Nitroplus 製作
一人旅でアメリカを訪れた主人公の少年が偶然遭遇した殺人事件。
それは犯罪組織”インフェルノ”による暗殺だった。
偶然にも”インフェルノ”の暗殺者、通称”ファントム”の姿を目にしてしまった主人公。
口封じのため組織に拉致された彼は、その身に眠る暗殺者としての才能を見出され、記憶を消され
”ファントム”の元で組織の暗殺者として生きることになる・・・。
彼の行く手に待つのは愛する人の暖かな抱擁か、それとも死の接吻か・・・。
てなわけで俺が正直信者になっているメーカーNitroplusの処女作にして代表作、Phantom of Infernoのレビューです。
もうね、ハードボイルド最高って感じですよ、えぇ。
ヒロインたちの紹介でも。
組織最高の暗殺者”ファントム”の称号を持ち、目的の為には手段を失わない暗殺者の少女、アイン。
妖しく主人公を誘惑する組織の幹部、クロウディア。
主人公の手違いから命を狙われ、仕方なく主人公の元で保護される事になった少女、キャル。
主人公の真の姿を知らないまま彼に次第に惹かれていく少女、藤枝 美緒。
アインと主人公に敵愾心を燃やす組織の女暗殺者、ドライ。
こうしてみても分かるとおりこのゲームにおいては、変な口癖だったり変な食生活だったりして
頭のネジが一本外れたような萌えキャラは全く出てきません。
ていうか、皆さんそこらのエロゲーのヘタレ主人公なんかよりもたぶん心身両面でずっと強いです。
とくにアインとか。
負けずと主人公も素晴らしい。
自らの置かれた過酷な運命に立ち向かっていくその姿は本気でかっこいいです。
やる事なすこと悪い方に働いてしまうのはやっててちょっとかわいそうでした。
そして戦闘シーン。
対戦車ライフルで超遠距離狙撃とか、暗殺者同士の早撃ち勝負とか、障害物の陰に隠れたターゲットを
障害物ごと打ち抜くとか、1対1のナイフファイトとか、他にもたくさんあるんですけど、
とにかく燃えます。
特に一番好きなのは終盤の学校内で1対6の戦いを強いられる主人公。

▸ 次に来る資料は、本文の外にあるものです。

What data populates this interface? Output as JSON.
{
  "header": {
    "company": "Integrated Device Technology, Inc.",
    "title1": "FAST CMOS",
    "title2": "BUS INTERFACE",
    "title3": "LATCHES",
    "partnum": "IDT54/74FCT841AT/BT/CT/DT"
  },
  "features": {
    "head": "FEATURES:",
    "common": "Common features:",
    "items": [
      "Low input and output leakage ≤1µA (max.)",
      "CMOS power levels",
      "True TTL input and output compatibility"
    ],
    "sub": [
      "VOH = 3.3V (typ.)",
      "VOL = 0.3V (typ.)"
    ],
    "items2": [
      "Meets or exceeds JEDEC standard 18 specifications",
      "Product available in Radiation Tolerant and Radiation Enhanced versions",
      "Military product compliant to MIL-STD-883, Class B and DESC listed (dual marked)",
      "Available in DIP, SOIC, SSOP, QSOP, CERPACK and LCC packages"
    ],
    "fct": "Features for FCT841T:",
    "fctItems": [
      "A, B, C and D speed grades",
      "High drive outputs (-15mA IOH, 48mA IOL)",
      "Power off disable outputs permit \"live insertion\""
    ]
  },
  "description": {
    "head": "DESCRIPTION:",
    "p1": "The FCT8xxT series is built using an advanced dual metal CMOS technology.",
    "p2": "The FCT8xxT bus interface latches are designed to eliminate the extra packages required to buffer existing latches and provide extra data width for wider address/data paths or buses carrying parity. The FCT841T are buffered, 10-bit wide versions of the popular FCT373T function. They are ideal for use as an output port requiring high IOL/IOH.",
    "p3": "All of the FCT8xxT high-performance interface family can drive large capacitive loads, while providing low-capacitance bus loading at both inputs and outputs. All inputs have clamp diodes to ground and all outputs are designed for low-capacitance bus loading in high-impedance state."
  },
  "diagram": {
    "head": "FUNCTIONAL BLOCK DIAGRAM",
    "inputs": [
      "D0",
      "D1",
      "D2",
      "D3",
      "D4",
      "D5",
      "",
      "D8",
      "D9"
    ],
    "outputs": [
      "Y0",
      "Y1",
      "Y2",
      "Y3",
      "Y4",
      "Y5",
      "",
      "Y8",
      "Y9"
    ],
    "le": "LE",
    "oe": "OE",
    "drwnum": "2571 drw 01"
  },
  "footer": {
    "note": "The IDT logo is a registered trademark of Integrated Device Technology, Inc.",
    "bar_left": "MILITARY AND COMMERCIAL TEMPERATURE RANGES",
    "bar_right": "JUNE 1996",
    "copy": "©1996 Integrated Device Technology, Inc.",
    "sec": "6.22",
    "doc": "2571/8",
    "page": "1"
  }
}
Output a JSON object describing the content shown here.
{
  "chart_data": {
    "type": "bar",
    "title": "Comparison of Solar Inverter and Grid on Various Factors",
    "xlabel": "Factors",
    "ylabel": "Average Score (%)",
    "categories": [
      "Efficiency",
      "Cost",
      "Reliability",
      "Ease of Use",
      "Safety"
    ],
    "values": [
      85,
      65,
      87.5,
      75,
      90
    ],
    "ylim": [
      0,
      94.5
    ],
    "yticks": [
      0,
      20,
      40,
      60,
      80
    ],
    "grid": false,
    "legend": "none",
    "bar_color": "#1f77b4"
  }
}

お前最高だよ。
そして文章。
どちらかというと3人称的、小説的な文章ですが、かなり質が高いです。
他のゲームをやっていて会話は上手いのに地の文がちょっとなぁ・・・、という事が多いのですが
会話、地の文ともにハードボイルド小説を読んでいるような雰囲気で素晴らしかったです。
エロゲーのテキストとしてはだいぶ異質ですね。
そして最終的に救えるのは主人公の選んだヒロインただ一人というのも予定調和を廃していていい感じです。
全員が幸せになるEDなどというものは基本的に無いので(主人くたちの置かれた状況を考えれば当然ですが)
ED時の感動はひとしおです。
欠点としては、絵がだいぶヘタレなことですかね・・・
まぁシナリオのよさがそれを補って余りあるものなので良いのですが。
あと第3章に入るのが微妙に難しいですね。分かってしまえば簡単なのですが。
システムはちょっと重め。
Hシーン回想、ボイスは無し。正直これらは無くてもいいでしょう。
メニューがちょっと面白いです。これはやってみてのお楽しみ。
何も無いところで右クリック連打連打連打!!
俺はエロなどいらん!!シナリオこそ全て!!
という人は問答無用でプレイしましょう。
素晴らしいハードボイルドシナリオがあなたを待っています。
俺は○○タンでハァハァ(´Д`)したいんだ!!
という人にはあまりお勧めできません。
他の萌えゲーでもやってください。
上質の文章で語られる小説といったところですね。
エロゲーというよりは、18禁だからこそできる表現を織り込んだビジュアルノベルという表現が正しいと思われます。